Saturday night, at a nearly full St. James Cathedral, Seattle Pro Music, with an orchestra and two soloists, performed the Requiem, conducted by its artistic director Karen P. Thomas. As always with this group, the result was technically excellent and musically thoughtful, with balance between the singers themselves and with the orchestra. The Requiem is largely for chorus, but in three of the sections, solo voices join in.
The young soprano Alexandra Picard, currently undertaking her doctorate in vocal performance at the University of Washington, let her voice fill the cathedral and soar above the small accompanying choir in “Ihr habt nun Traurigkeit” (“You now have sorrow”) which ends “I will console, as one is consoled by his mother.” It’s a very high role which Picard sang pitch-perfect.
Bass-baritone Charles Robert Austin used his strong rich voice in the prayer “Herr, Lehre doch mich” (“O Lord, You have shown me my end”), with the full chorus, and again with them in the dramatic “Denn wir haben hie keine bleibende Statt,” (“For we have here no continuing city”), which heralds the rising of the dead to the sound of trumpets, when death is swallowed up in victory.

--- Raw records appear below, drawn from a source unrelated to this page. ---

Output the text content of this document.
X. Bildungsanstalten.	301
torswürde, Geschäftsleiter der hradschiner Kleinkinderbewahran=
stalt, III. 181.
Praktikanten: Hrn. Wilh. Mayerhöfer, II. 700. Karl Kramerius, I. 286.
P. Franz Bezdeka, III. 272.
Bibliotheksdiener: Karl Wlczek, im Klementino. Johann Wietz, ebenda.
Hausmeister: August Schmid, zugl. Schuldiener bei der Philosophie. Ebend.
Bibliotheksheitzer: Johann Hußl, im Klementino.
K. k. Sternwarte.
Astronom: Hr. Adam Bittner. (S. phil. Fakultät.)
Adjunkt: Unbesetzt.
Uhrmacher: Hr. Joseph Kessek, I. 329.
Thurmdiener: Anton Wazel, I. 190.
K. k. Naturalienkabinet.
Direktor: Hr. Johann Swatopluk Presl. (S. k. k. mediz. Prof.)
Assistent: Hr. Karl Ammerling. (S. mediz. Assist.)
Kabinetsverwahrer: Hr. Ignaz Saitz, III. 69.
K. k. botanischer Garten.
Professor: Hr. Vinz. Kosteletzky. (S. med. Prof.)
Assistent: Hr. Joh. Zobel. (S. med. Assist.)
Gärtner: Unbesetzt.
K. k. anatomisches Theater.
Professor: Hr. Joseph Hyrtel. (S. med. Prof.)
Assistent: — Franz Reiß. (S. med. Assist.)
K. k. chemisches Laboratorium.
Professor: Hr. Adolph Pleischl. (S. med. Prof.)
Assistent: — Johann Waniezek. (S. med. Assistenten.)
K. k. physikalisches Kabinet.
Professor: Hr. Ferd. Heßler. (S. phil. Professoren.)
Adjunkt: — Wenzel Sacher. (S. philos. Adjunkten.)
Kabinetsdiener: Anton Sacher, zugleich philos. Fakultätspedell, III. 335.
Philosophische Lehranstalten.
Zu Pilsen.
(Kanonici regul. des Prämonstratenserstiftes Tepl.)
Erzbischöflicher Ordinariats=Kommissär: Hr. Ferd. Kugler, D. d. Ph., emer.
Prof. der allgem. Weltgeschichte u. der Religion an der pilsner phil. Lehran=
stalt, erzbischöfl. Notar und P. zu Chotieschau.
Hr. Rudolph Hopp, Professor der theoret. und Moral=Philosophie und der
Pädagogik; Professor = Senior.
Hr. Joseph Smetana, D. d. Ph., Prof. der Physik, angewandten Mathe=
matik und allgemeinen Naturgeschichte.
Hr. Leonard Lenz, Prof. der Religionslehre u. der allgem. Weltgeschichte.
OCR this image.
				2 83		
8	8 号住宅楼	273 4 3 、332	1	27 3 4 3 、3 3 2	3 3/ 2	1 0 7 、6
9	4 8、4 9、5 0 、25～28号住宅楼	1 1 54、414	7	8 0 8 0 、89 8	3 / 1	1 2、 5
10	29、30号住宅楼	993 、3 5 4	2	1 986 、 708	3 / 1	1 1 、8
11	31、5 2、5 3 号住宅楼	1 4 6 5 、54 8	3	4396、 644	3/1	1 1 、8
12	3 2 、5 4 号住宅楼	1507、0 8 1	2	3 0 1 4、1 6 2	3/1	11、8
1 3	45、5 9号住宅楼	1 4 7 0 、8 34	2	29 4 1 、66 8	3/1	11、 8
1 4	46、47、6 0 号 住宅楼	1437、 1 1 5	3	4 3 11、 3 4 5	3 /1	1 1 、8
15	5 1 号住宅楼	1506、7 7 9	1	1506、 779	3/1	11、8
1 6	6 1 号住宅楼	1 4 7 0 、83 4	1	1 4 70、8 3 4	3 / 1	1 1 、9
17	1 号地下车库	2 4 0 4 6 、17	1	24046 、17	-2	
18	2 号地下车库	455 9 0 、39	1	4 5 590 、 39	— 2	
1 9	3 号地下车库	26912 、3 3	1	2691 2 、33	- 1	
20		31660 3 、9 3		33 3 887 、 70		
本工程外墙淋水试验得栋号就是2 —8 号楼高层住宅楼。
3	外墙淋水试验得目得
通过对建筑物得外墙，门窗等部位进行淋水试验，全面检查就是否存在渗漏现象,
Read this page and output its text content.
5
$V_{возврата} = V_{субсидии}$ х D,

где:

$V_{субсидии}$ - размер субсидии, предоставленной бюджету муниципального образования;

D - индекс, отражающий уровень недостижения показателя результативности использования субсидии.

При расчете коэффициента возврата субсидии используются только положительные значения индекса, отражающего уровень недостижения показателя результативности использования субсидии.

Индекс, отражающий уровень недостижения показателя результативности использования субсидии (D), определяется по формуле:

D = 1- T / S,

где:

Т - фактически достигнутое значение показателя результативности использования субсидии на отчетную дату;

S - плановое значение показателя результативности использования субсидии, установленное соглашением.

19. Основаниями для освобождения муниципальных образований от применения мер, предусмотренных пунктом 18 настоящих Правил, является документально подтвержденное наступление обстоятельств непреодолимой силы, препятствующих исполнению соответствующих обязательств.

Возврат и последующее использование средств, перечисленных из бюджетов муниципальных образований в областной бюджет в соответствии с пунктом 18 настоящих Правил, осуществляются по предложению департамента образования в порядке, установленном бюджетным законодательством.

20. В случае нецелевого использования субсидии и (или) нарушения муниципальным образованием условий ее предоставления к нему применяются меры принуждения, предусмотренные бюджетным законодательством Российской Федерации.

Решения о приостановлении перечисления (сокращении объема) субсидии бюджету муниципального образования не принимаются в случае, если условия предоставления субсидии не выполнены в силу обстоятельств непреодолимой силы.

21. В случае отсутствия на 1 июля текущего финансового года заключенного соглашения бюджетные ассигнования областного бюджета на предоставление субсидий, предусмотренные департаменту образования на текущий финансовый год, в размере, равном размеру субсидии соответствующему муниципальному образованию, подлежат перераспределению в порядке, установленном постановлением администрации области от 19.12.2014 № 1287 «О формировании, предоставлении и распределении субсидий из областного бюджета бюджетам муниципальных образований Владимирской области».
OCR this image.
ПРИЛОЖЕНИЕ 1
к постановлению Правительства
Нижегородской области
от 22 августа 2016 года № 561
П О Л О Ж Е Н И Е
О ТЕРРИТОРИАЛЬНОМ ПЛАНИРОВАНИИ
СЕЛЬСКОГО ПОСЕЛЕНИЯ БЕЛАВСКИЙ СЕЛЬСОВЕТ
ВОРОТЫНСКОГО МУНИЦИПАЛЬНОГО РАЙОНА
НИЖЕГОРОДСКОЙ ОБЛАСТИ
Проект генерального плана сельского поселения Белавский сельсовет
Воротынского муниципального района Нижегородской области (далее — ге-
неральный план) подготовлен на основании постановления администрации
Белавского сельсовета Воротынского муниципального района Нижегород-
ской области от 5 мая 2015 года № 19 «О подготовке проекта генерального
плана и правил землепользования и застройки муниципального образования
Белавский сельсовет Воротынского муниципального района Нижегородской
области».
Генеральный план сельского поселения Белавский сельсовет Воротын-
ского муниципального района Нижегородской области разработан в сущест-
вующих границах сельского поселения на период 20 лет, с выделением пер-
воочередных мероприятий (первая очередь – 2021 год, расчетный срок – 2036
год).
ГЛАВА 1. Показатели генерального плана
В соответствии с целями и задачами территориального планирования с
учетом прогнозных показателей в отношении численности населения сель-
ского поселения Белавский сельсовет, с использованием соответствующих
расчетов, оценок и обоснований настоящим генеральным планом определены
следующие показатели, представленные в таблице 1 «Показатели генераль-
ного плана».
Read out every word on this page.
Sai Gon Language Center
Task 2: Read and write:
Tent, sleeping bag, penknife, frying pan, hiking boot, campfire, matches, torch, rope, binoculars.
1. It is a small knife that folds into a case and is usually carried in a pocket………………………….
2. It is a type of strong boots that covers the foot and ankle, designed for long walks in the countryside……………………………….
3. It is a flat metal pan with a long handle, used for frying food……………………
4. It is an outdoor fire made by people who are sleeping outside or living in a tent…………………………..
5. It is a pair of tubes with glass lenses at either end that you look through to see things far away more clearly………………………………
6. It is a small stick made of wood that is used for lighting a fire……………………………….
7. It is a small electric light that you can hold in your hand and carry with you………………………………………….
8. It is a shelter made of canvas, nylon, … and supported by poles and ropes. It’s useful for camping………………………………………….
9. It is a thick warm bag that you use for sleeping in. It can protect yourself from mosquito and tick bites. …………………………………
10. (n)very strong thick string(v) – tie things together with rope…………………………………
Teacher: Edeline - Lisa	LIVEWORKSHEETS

This section ranges from thrilling drama sounding like the heavens opening and splitting the temple to complete exuberance to prayerful pauses. One would think this to be the end, but Brahms creates one more chorus coming almost full circle back to the beginning, from “Blessed are they that mourn” at the start, to “Blessed are the dead that die in the Lord” at the end.
The Requiem uplifts and moves the spirit, as it did in this performance by this stellar group and an excellent orchestra with an insightful conductor. My only quibble might be that the interpretation was almost too robust in places, being after all a Requiem for the dead in which we may be comforted, but are not necessarily jumping for joy.
Seattle Pro Musica’s performances of the Requiem this weekend were dedicated to the memory of Peter Hallock, long time organist and choirmaster at St. Mark’s Cathedral who died April 27th aged 89.